Lo accarezza a lungo sulla fronte. Bagna una garza, che ruba dal suo cassetto, e gliel’appoggia sulle labbra. Guido succhia avido. Anche suo padre faceva così. Aveva la bocca arsa e pure Guido ce l’ha. Silvia bagna un’altra garza e gliela passa sul viso e sul collo. <<Ha caldo?>>, gli domanda. Guido fa cenno di sì. Silvia gli scosta il lenzuolo. Guido con le mani legate cerca di denudarsi, afferrando il lembo del camice che ha addosso. Resta a torso nudo. Silvia non fa nulla per coprirlo. Lo accarezza sul petto. L’uomo ha lunghi peli bianchi che lo ricoprono. Ha le unghie lunghe, nelle mani e nei piedi. Potrebbe graffiarsi. Perché nessuno gliele taglia? La pelle è secca e screpolata, al limite della spaccatura: avrebbe bisogno di crema. E’ disidratato. Silvia continua ad accarezzarlo. Adesso Guido la guarda con occhi più sereni: non si chiede più chi sia, si affida a lei. E lei lo coccola come fosse un bambino, come fosse suo figlio. Gli sorride e lo accarezza, finché Guido si addormenta. Poi si allontana da lui. Ha addosso gli occhi di sua madre che piange e quelli di Giorgio.

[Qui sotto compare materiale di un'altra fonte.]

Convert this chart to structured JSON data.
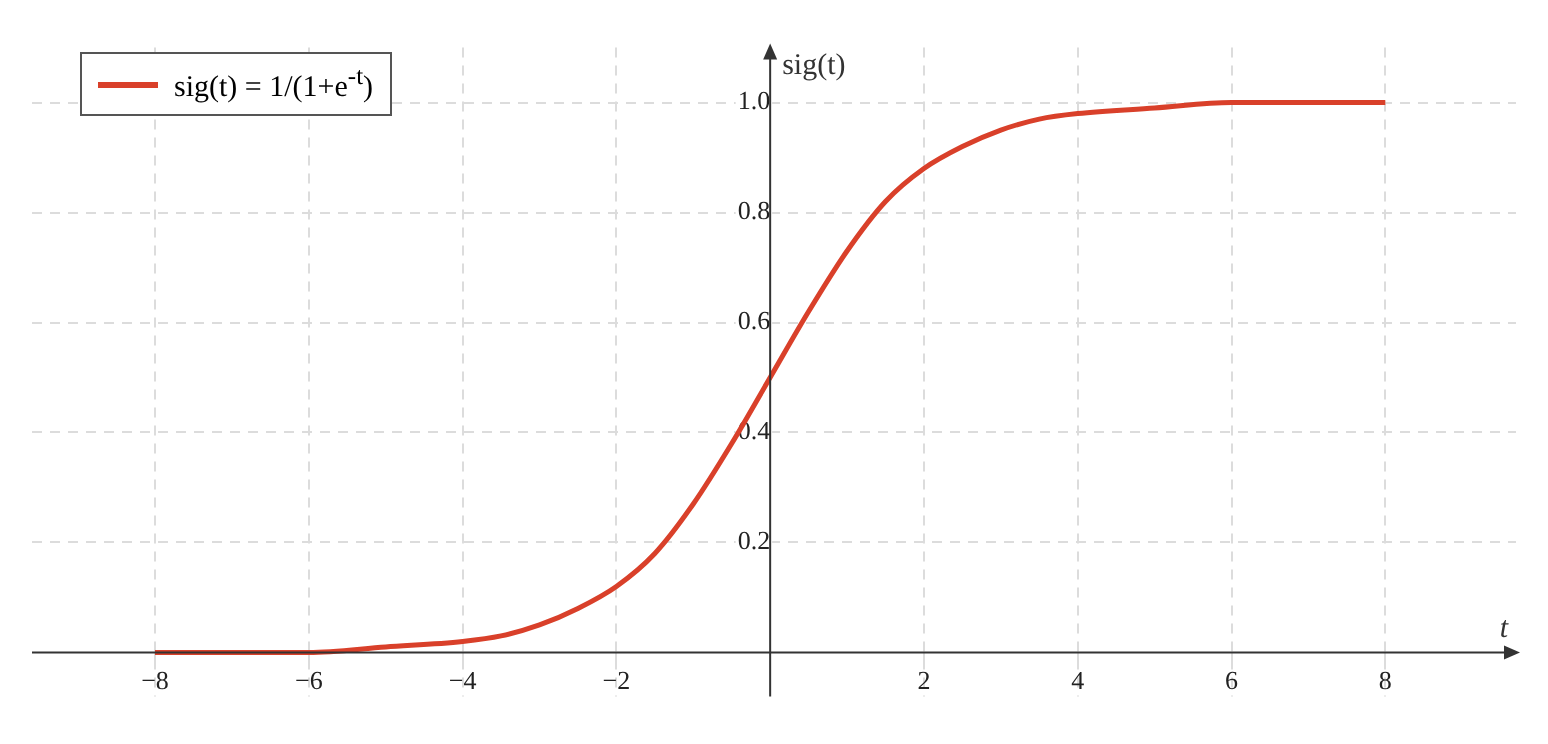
{
  "chart_data": {
    "type": "line",
    "xlabel": "t",
    "ylabel": "sig(t)",
    "x": [
      -8,
      -7,
      -6,
      -5,
      -4,
      -3.5,
      -3,
      -2.5,
      -2,
      -1.5,
      -1,
      -0.5,
      0,
      0.5,
      1,
      1.5,
      2,
      2.5,
      3,
      3.5,
      4,
      5,
      6,
      7,
      8
    ],
    "series": [
      {
        "name": "sig(t) = 1/(1+e$^{-t}$)",
        "color": "#d9402a",
        "values": [
          0,
          0,
          0,
          0.01,
          0.02,
          0.03,
          0.05,
          0.08,
          0.12,
          0.18,
          0.27,
          0.38,
          0.5,
          0.62,
          0.73,
          0.82,
          0.88,
          0.92,
          0.95,
          0.97,
          0.98,
          0.99,
          1,
          1,
          1
        ]
      }
    ],
    "xlim": [
      -9.6,
      9.7
    ],
    "ylim": [
      -0.08,
      1.1
    ],
    "xticks": [
      {
        "value": -8,
        "label": "−8"
      },
      {
        "value": -6,
        "label": "−6"
      },
      {
        "value": -4,
        "label": "−4"
      },
      {
        "value": -2,
        "label": "−2"
      },
      2,
      4,
      6,
      8
    ],
    "yticks": [
      0.2,
      0.4,
      0.6,
      0.8,
      {
        "value": 1,
        "label": "1.0"
      }
    ],
    "grid": true,
    "legend": "top left",
    "marker": "none",
    "line_style": "solid"
  }
}
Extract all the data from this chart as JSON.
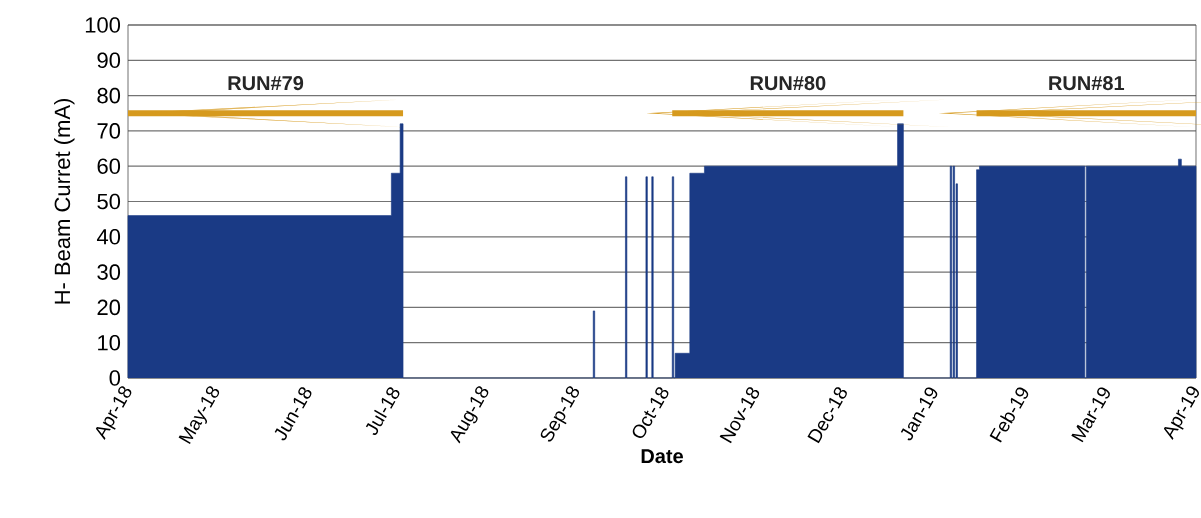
{
  "chart_data": {
    "type": "area",
    "ylabel": "H- Beam Curret (mA)",
    "xlabel": "Date",
    "x": [
      "2018-04-01",
      "2018-04-01",
      "2018-06-30",
      "2018-06-30",
      "2018-07-03",
      "2018-07-03",
      "2018-07-04",
      "2018-07-04",
      "2018-09-07",
      "2018-09-07",
      "2018-09-07T12:00",
      "2018-09-07T12:00",
      "2018-09-18",
      "2018-09-18",
      "2018-09-18T12:00",
      "2018-09-18T12:00",
      "2018-09-25",
      "2018-09-25",
      "2018-09-25T12:00",
      "2018-09-25T12:00",
      "2018-09-27",
      "2018-09-27",
      "2018-09-27T12:00",
      "2018-09-27T12:00",
      "2018-10-04",
      "2018-10-04",
      "2018-10-04T12:00",
      "2018-10-04T12:00",
      "2018-10-05",
      "2018-10-05",
      "2018-10-10",
      "2018-10-10",
      "2018-10-15",
      "2018-10-15",
      "2018-12-20",
      "2018-12-20",
      "2018-12-22",
      "2018-12-22",
      "2019-01-07",
      "2019-01-07",
      "2019-01-07T12:00",
      "2019-01-07T12:00",
      "2019-01-08",
      "2019-01-08",
      "2019-01-08T12:00",
      "2019-01-08T12:00",
      "2019-01-09",
      "2019-01-09",
      "2019-01-09T12:00",
      "2019-01-09T12:00",
      "2019-01-16",
      "2019-01-16",
      "2019-01-17",
      "2019-01-17",
      "2019-02-22",
      "2019-02-22",
      "2019-02-22T12:00",
      "2019-02-22T12:00",
      "2019-03-26",
      "2019-03-26",
      "2019-03-27",
      "2019-03-27",
      "2019-04-01",
      "2019-04-01"
    ],
    "series": [
      {
        "color": "#1a3a85",
        "values": [
          0,
          46,
          46,
          58,
          58,
          72,
          72,
          0,
          0,
          19,
          19,
          0,
          0,
          57,
          57,
          0,
          0,
          57,
          57,
          0,
          0,
          57,
          57,
          0,
          0,
          57,
          57,
          0,
          0,
          7,
          7,
          58,
          58,
          60,
          60,
          72,
          72,
          0,
          0,
          60,
          60,
          0,
          0,
          60,
          60,
          0,
          0,
          55,
          55,
          0,
          0,
          59,
          59,
          60,
          60,
          0,
          0,
          60,
          60,
          62,
          62,
          60,
          60,
          0
        ]
      },
      {
        "type": "line",
        "name": "RUN#79",
        "color": "#d69a1e",
        "x": [
          "2018-04-01",
          "2018-07-04"
        ],
        "values": [
          75,
          75
        ]
      },
      {
        "type": "line",
        "name": "RUN#80",
        "color": "#d69a1e",
        "x": [
          "2018-10-04",
          "2018-12-22"
        ],
        "values": [
          75,
          75
        ]
      },
      {
        "type": "line",
        "name": "RUN#81",
        "color": "#d69a1e",
        "x": [
          "2019-01-16",
          "2019-04-01"
        ],
        "values": [
          75,
          75
        ]
      }
    ],
    "xlim": [
      "2018-04-01",
      "2019-04-01"
    ],
    "xticks": [
      {
        "value": "2018-04-01",
        "label": "Apr-18"
      },
      {
        "value": "2018-05-01",
        "label": "May-18"
      },
      {
        "value": "2018-06-01",
        "label": "Jun-18"
      },
      {
        "value": "2018-07-01",
        "label": "Jul-18"
      },
      {
        "value": "2018-08-01",
        "label": "Aug-18"
      },
      {
        "value": "2018-09-01",
        "label": "Sep-18"
      },
      {
        "value": "2018-10-01",
        "label": "Oct-18"
      },
      {
        "value": "2018-11-01",
        "label": "Nov-18"
      },
      {
        "value": "2018-12-01",
        "label": "Dec-18"
      },
      {
        "value": "2019-01-01",
        "label": "Jan-19"
      },
      {
        "value": "2019-02-01",
        "label": "Feb-19"
      },
      {
        "value": "2019-03-01",
        "label": "Mar-19"
      },
      {
        "value": "2019-04-01",
        "label": "Apr-19"
      }
    ],
    "ylim": [
      0,
      100
    ],
    "yticks": [
      0,
      10,
      20,
      30,
      40,
      50,
      60,
      70,
      80,
      90,
      100
    ],
    "grid": "y"
  }
}
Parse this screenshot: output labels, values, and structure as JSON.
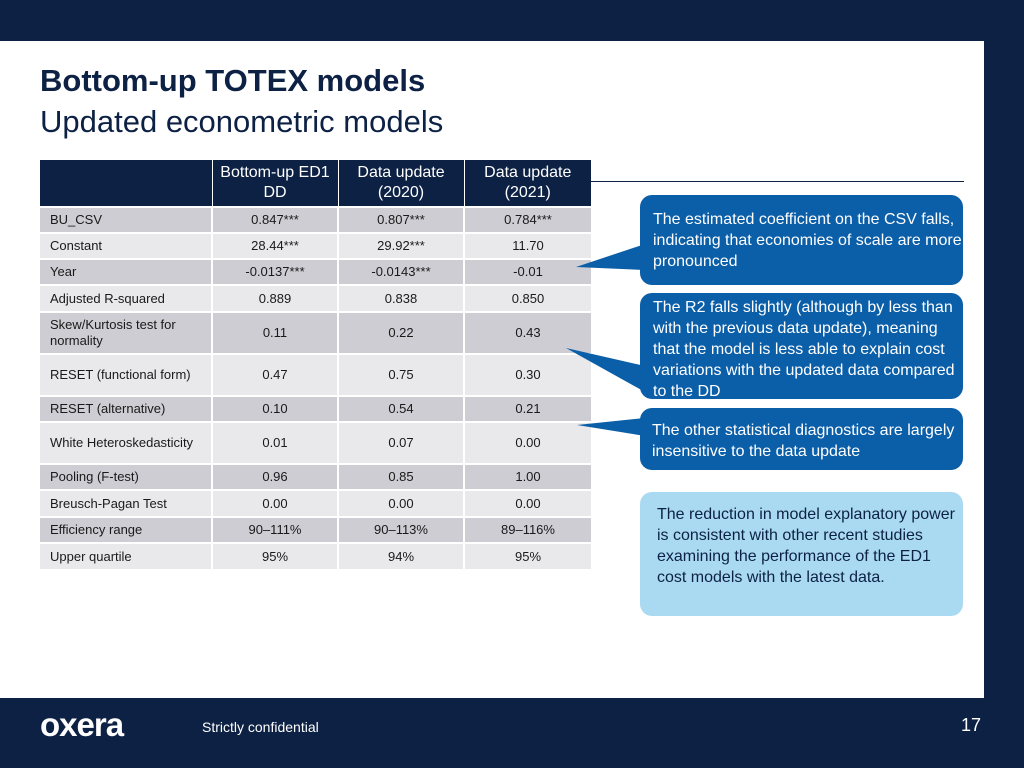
{
  "title": "Bottom-up TOTEX models",
  "subtitle": "Updated econometric models",
  "table": {
    "headers": [
      "",
      "Bottom-up ED1 DD",
      "Data update (2020)",
      "Data update (2021)"
    ],
    "rows": [
      [
        "BU_CSV",
        "0.847***",
        "0.807***",
        "0.784***"
      ],
      [
        "Constant",
        "28.44***",
        "29.92***",
        "11.70"
      ],
      [
        "Year",
        "-0.0137***",
        "-0.0143***",
        "-0.01"
      ],
      [
        "Adjusted R-squared",
        "0.889",
        "0.838",
        "0.850"
      ],
      [
        "Skew/Kurtosis test for normality",
        "0.11",
        "0.22",
        "0.43"
      ],
      [
        "RESET (functional form)",
        "0.47",
        "0.75",
        "0.30"
      ],
      [
        "RESET (alternative)",
        "0.10",
        "0.54",
        "0.21"
      ],
      [
        "White Heteroskedasticity",
        "0.01",
        "0.07",
        "0.00"
      ],
      [
        "Pooling (F-test)",
        "0.96",
        "0.85",
        "1.00"
      ],
      [
        "Breusch-Pagan Test",
        "0.00",
        "0.00",
        "0.00"
      ],
      [
        "Efficiency range",
        "90–111%",
        "90–113%",
        "89–116%"
      ],
      [
        "Upper quartile",
        "95%",
        "94%",
        "95%"
      ]
    ]
  },
  "callouts": [
    "The estimated coefficient on the CSV falls, indicating that economies of scale are more pronounced",
    "The R2 falls slightly (although by less than with the previous data update), meaning that the model is less able to explain cost variations with the updated data compared to the DD",
    "The other statistical diagnostics are largely insensitive to the data update",
    "The reduction in model explanatory power is consistent with other recent studies examining the performance of the ED1 cost models with the latest data."
  ],
  "footer": {
    "logo": "oxera",
    "confidentiality": "Strictly confidential",
    "page_number": "17"
  },
  "colors": {
    "navy": "#0d2144",
    "callout_dark": "#0b5ea8",
    "callout_light": "#a9daf2",
    "row_dark": "#cdcdd3",
    "row_light": "#e9e9ec"
  }
}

<<Ti ricorda tuo padre?>>, le domanda l’amico.
No. Non le ricorda nessuno: solo un uomo che soffre e ha bisogno di amore.
Torna vicino allo zio, ma ormai è sprofondato nel sonno profondo, nello stato di incoscienza.
Si è fatto tardi: è ora di tornare  casa.
Guido si sveglia, apre gli occhi e la cerca. Riprende ad agitarsi.
Silvia torna da lui, gli fa una carezza. <<Devo andare>>, bisbiglia. <<Ciao, Guido!>>.
Silvia esce dalla stanza, coi suoi occhi che la seguono, finché sparisce oltre la porta.